• exq a day ago

    So it's okay when big American corps raid the internet ignoring any terms of service or licenses they see in order to train models they rent back to us, but when a foreign entity trains off of Anthropic it's illegal?

    • riku_iki a day ago

      From the tweet, Anthropic's point is that distillation is Ok, unless new model has safeguards removed or used for military or surveillance purposes.

      • dmonitor a day ago

        The fact that they're calling it an "attack" implies otherwise.

        I find the entire premise of this announcement absurd. Fraudulent accounts? They're just accounts. They paid for the access the same as any other. They're accessing Claude just like a human (or *claw) would.

        There's no argument against their strategy that doesn't make them complete hypocrites in respect to how they got the model training data in the first place.

        • mongrelion 17 hours ago

          I agree with you, especially with this:

          They paid for the access the same as any other.

          If anything, this makes them more legit than Anthropic because they are paying for the content, whereas Anthropic just stole *all* the data they got a hold of. So, in this case the Chinese AI labs stand on higher moral ground LOL.

          • riku_iki a day ago

            > them complete hypocrites in respect to how they got the model training data in the first place.

            sure, hypocrisies is part of rules for big games: politics and business.

            > Fraudulent accounts? They're just accounts.

            they tell the story in blog post, that they don't allow claude in China, but those labs use some proxy services to access claude and mix traffic with regular users to hids its activities

          • _aavaa_ a day ago

            I don’t think so. It reads much more like “distillation is okay when you do it to your own models.”

        • credit_guy a day ago

          I don't think this counts as distillation. Distillation is when you use a teacher model to train a student model, but crucially, you have access to the entire probability distribution of the generated tokens, not just to the tokens themselves. That probability distribution increases tremendously the strength of the signal, so the training converges much faster. Claude does not provide these probabilities. So, Claude was used for synthetic training data generation, but not really for distillation.

          • hooloovoo_zoo a day ago

            Sampling repeatedly gives them an estimate of the probability distribution in any case though.

            • hooloovoo_zoo a day ago

              That would be an interesting paper actually; what is the optimal sampling technique given you only have access to the token outputs. Surely someone has already done it.

          • m4rtink a day ago

            Oh no! They are stealing all the data we have stolen ourselves! This needs to be stopped and punished immediately!

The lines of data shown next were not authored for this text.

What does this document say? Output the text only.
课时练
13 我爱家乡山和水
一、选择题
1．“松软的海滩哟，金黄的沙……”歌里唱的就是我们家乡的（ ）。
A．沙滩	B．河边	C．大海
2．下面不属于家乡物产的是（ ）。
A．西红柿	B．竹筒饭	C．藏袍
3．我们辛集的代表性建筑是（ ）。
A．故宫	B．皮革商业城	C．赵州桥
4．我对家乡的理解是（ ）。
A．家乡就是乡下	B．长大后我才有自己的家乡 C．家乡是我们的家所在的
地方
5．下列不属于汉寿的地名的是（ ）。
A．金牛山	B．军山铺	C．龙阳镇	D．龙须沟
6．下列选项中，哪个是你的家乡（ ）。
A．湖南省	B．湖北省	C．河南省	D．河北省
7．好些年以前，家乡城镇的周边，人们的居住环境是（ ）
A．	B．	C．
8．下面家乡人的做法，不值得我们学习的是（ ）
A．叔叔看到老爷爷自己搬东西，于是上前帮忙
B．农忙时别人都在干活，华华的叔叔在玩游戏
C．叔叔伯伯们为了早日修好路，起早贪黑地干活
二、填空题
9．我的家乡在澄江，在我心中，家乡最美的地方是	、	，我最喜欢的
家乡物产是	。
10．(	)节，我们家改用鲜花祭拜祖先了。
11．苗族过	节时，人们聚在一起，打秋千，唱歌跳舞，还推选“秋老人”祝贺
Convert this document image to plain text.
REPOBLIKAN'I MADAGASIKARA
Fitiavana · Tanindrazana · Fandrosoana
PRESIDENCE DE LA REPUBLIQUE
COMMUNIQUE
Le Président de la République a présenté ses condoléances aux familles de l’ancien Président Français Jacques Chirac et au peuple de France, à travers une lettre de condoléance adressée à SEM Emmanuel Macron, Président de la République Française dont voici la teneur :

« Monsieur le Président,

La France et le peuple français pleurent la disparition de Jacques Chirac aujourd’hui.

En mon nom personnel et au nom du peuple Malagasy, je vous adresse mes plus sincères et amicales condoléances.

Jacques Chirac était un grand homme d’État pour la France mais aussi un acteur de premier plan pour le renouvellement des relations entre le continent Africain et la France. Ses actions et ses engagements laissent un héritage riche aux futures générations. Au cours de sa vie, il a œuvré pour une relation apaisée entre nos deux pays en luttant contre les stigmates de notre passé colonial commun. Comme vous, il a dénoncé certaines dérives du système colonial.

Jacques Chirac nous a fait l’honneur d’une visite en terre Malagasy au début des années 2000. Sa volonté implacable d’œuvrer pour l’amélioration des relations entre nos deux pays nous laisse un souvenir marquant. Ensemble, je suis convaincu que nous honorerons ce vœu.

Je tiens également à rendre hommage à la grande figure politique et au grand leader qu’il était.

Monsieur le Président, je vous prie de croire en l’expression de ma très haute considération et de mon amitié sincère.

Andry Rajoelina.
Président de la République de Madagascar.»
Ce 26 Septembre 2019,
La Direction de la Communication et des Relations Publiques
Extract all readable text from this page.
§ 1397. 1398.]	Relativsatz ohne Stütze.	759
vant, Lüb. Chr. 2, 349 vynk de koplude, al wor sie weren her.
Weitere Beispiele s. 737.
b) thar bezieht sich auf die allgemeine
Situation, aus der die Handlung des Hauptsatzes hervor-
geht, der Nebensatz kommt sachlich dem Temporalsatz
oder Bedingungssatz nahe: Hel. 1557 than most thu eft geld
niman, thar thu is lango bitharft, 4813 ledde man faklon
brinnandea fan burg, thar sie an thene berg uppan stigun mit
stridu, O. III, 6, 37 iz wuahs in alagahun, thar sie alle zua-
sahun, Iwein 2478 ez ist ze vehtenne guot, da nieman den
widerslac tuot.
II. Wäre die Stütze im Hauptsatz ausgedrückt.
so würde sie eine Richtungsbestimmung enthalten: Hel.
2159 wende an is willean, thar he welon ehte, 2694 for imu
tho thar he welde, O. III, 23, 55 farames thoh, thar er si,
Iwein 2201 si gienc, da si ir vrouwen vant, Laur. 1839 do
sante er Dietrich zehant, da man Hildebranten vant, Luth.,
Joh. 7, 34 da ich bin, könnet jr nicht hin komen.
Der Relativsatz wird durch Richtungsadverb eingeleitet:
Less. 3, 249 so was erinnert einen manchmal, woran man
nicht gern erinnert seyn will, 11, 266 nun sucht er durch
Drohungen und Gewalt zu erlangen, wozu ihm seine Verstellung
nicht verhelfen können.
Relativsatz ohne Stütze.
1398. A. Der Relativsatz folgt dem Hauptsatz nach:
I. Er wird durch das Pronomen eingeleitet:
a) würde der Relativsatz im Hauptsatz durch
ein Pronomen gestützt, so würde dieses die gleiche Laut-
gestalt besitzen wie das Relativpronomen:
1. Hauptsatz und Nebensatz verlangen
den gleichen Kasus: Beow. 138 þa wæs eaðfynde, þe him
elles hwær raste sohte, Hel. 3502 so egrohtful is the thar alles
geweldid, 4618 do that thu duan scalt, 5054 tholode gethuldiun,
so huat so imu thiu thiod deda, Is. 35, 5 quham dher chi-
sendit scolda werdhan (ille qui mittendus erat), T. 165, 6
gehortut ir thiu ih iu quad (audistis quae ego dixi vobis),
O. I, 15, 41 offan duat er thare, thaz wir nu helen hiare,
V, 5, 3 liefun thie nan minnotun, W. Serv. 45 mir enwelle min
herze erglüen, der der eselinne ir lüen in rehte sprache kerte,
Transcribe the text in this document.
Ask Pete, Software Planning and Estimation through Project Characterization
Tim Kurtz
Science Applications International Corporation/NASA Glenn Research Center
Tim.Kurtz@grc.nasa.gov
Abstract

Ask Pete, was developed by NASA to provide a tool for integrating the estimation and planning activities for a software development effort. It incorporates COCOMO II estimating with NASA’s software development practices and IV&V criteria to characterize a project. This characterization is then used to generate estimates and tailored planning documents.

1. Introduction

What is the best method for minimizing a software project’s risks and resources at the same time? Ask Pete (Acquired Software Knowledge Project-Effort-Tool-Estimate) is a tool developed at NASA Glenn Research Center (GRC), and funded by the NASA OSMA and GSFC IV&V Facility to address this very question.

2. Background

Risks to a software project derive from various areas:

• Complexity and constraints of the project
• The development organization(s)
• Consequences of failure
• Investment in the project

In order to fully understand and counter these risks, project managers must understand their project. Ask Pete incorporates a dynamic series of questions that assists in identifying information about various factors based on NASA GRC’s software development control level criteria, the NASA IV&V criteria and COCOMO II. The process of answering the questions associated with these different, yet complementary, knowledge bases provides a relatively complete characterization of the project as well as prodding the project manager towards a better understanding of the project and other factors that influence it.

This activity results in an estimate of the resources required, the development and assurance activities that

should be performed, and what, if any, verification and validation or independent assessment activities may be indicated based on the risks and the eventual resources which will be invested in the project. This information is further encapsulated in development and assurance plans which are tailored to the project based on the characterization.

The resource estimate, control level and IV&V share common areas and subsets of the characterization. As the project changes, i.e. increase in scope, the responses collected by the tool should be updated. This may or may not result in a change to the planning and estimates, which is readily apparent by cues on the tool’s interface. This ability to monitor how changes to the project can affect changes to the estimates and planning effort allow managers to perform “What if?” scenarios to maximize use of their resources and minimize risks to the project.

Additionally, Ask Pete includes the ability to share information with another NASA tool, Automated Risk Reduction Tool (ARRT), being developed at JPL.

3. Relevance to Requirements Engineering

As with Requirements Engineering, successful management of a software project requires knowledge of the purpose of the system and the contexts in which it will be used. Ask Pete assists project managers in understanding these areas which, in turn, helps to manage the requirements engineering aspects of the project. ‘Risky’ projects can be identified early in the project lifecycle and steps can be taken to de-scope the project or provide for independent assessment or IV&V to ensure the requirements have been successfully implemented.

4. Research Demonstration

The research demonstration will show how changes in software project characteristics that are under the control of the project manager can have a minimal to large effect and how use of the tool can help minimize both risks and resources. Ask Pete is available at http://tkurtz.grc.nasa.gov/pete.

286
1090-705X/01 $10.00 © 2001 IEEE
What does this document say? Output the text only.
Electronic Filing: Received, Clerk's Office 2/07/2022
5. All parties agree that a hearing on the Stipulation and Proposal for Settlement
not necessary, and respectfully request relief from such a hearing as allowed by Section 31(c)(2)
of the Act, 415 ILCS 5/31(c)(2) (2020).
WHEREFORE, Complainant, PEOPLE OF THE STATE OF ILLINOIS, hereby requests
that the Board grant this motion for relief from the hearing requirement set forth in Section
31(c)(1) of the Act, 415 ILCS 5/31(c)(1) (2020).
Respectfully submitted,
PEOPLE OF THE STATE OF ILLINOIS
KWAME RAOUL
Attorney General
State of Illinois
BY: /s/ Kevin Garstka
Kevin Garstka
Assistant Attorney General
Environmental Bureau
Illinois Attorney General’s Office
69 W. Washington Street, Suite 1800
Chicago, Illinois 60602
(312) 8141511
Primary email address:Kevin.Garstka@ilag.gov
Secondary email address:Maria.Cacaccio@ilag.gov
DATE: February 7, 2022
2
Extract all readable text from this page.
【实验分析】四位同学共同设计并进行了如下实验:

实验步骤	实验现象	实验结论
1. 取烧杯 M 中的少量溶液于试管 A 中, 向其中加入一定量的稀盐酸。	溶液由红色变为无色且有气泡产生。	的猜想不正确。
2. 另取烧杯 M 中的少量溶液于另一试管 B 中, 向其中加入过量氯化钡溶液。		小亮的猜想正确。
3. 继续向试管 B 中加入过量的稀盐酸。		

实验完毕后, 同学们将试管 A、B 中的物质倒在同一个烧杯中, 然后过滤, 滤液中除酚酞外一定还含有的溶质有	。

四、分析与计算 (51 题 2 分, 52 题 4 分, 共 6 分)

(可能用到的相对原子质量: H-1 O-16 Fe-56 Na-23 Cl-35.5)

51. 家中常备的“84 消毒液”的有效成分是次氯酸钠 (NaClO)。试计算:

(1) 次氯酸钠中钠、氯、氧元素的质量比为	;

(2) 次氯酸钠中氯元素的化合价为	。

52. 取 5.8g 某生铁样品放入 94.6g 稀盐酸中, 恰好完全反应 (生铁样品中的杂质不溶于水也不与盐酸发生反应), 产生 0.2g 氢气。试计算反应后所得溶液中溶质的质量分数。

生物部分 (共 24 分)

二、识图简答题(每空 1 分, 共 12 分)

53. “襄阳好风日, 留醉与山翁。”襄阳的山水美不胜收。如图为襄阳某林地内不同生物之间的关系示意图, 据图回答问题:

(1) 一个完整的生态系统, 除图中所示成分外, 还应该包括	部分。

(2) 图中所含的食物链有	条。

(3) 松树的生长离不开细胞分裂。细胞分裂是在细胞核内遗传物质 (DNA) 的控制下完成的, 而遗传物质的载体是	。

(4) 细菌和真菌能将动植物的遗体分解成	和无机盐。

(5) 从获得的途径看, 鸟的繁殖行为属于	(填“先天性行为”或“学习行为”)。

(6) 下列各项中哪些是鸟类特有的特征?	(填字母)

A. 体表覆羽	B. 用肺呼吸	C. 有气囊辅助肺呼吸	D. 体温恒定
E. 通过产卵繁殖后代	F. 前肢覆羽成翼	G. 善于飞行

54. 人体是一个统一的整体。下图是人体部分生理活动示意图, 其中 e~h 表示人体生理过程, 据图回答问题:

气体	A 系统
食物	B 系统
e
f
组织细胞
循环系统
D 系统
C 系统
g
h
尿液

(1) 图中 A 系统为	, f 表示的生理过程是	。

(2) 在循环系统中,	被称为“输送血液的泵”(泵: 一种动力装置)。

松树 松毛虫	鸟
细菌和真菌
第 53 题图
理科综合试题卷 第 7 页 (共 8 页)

            • veunes 13 hours ago

              If just 16 million examples were enough to significantly boost model quality (as Anthropic claims), it turns out that data quality beats quantity

              Instead of vacuuming petabytes of trash from Common Crawl, you can just take high-quality distillate from a SOTA model and get comparable results. Bad news for anyone betting solely on massive compute clusters and closed datasets

              • kingstnap a day ago

                Cry me a river, build a bridge, and get over it?

                They publish weights and useful research for everyone to benefit.

                I mean this is incredibly tone deaf for a company facing multiple lawsuits over where they got their training data from.

                • ChrisArchitect a day ago
                  • SilverElfin a day ago

                    One difference between Anthropic and others is that Anthropic is crawling publicly visible information, and their argument is that this is fair use. Whereas these Chinese LLMs are circumventing an account creating process and terms of service to misuse non public information.

                    Lots of people think Anthropic training their own LLM is the same but it really isn’t.

                    • saberience a day ago

                      Pot, meet kettle!

                      I don’t think I’m the only one feeling some schadenfreude at this news. I suppose it’s ok when you’re a hot Silicon Valley scale-up to slurp up the rest of the worlds data for free and then hire hot shot lawyers to defend you against all the creatives you ripped off, but when it’s the “evil” Chinese doing the same to you it’s a dastardly “attack”?

                      • m4rtink a day ago

                        Yeah - not only have we seend some of the same large companies that have trampled regular people and made examples of them in name of defending copyright fully ignore it when it was time to feed their AI models.

                        And now the hypocrisy went full circle with complains of others not respecting their rights!